NEWS Domain name registrars are now accepting names with Chinese, Japanese and Korean characters which means web addresses, currently limited to the ASCII set of 37 characters, now have over 40,000 characters available. It is this vast expansion that worries the engineers of the Internet Engineering Task Force (IETF) as they struggle towards the design of 'Unicode' - a standard to cover all character sets. Christian de Larrinaga, chairman of the Internet Society of England, said: "US companies think they can play around with the technology of the web. This is not acceptable. There is a respected process for making these changes and the IETF is working on the domain name question." Dave Barratt, head of US operations for web services company Net Benefit, said: "I can understand their concern, I'm an engineer myself, but this is just a test and there has been a good chunk of the world that hasn't had proper access to the web that should do so. "I think it's progress.
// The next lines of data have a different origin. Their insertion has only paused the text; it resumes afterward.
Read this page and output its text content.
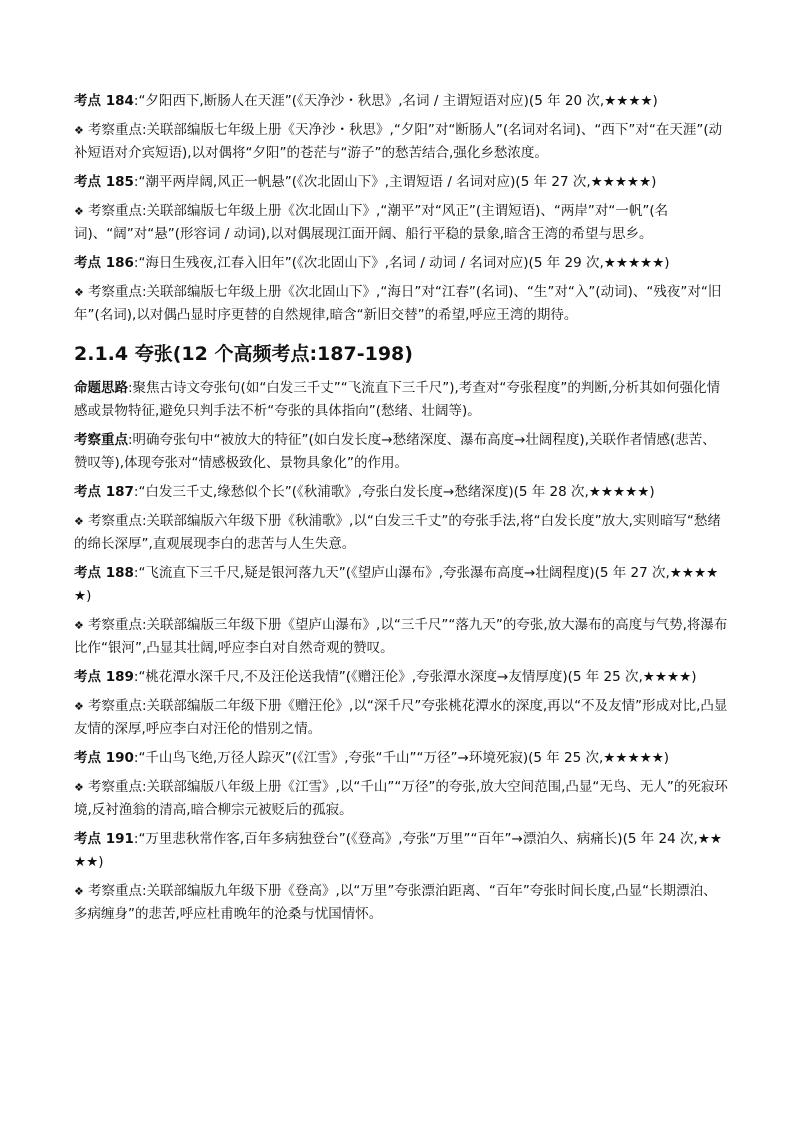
考点 184:“夕阳西下,断肠人在天涯”(《天净沙・秋思》,名词 / 主谓短语对应)(5 年 20 次,★★★★)

❖ 考察重点:关联部编版七年级上册《天净沙・秋思》,“夕阳”对“断肠人”(名词对名词)、“西下”对“在天涯”(动补短语对介宾短语),以对偶将“夕阳”的苍茫与“游子”的愁苦结合,强化乡愁浓度。

考点 185:“潮平两岸阔,风正一帆悬”(《次北固山下》,主谓短语 / 名词对应)(5 年 27 次,★★★★★)

❖ 考察重点:关联部编版七年级上册《次北固山下》,“潮平”对“风正”(主谓短语)、“两岸”对“一帆”(名词)、“阔”对“悬”(形容词 / 动词),以对偶展现江面开阔、船行平稳的景象,暗含王湾的希望与思乡。

考点 186:“海日生残夜,江春入旧年”(《次北固山下》,名词 / 动词 / 名词对应)(5 年 29 次,★★★★★)

❖ 考察重点:关联部编版七年级上册《次北固山下》,“海日”对“江春”(名词)、“生”对“入”(动词)、“残夜”对“旧年”(名词),以对偶凸显时序更替的自然规律,暗含“新旧交替”的希望,呼应王湾的期待。

2.1.4 夸张(12 个高频考点:187-198)

命题思路:聚焦古诗文夸张句(如“白发三千丈”“飞流直下三千尺”),考查对“夸张程度”的判断,分析其如何强化情感或景物特征,避免只判手法不析“夸张的具体指向”(愁绪、壮阔等)。

考察重点:明确夸张句中“被放大的特征”(如白发长度→愁绪深度、瀑布高度→壮阔程度),关联作者情感(悲苦、赞叹等),体现夸张对“情感极致化、景物具象化”的作用。

考点 187:“白发三千丈,缘愁似个长”(《秋浦歌》,夸张白发长度→愁绪深度)(5 年 28 次,★★★★★)

❖ 考察重点:关联部编版六年级下册《秋浦歌》,以“白发三千丈”的夸张手法,将“白发长度”放大,实则暗写“愁绪的绵长深厚”,直观展现李白的悲苦与人生失意。

考点 188:“飞流直下三千尺,疑是银河落九天”(《望庐山瀑布》,夸张瀑布高度→壮阔程度)(5 年 27 次,★★★★★)

❖ 考察重点:关联部编版三年级下册《望庐山瀑布》,以“三千尺”“落九天”的夸张,放大瀑布的高度与气势,将瀑布比作“银河”,凸显其壮阔,呼应李白对自然奇观的赞叹。

考点 189:“桃花潭水深千尺,不及汪伦送我情”(《赠汪伦》,夸张潭水深度→友情厚度)(5 年 25 次,★★★★)

❖ 考察重点:关联部编版二年级下册《赠汪伦》,以“深千尺”夸张桃花潭水的深度,再以“不及友情”形成对比,凸显友情的深厚,呼应李白对汪伦的惜别之情。

考点 190:“千山鸟飞绝,万径人踪灭”(《江雪》,夸张“千山”“万径”→环境死寂)(5 年 25 次,★★★★★)

❖ 考察重点:关联部编版八年级上册《江雪》,以“千山”“万径”的夸张,放大空间范围,凸显“无鸟、无人”的死寂环境,反衬渔翁的清高,暗合柳宗元被贬后的孤寂。

考点 191:“万里悲秋常作客,百年多病独登台”(《登高》,夸张“万里”“百年”→漂泊久、病痛长)(5 年 24 次,★★★★)

❖ 考察重点:关联部编版九年级下册《登高》,以“万里”夸张漂泊距离、“百年”夸张时间长度,凸显“长期漂泊、多病缠身”的悲苦,呼应杜甫晚年的沧桑与忧国情怀。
It's difficult to co-ordinate this sort of development without trying it out. The internet hasn't been without its problems in the past - this is how we learn." Sites in Asian scripts will not be able to use the new names for at least a month and will still have to use the traditional suffixes such as dot-com, dot-net or dot-org.
Asian characters take naming to a new domain
A test to take the language of domain names beyond English could undermine the stability of the internet and lead to segregated areas of the world wide web, according to internet engineers.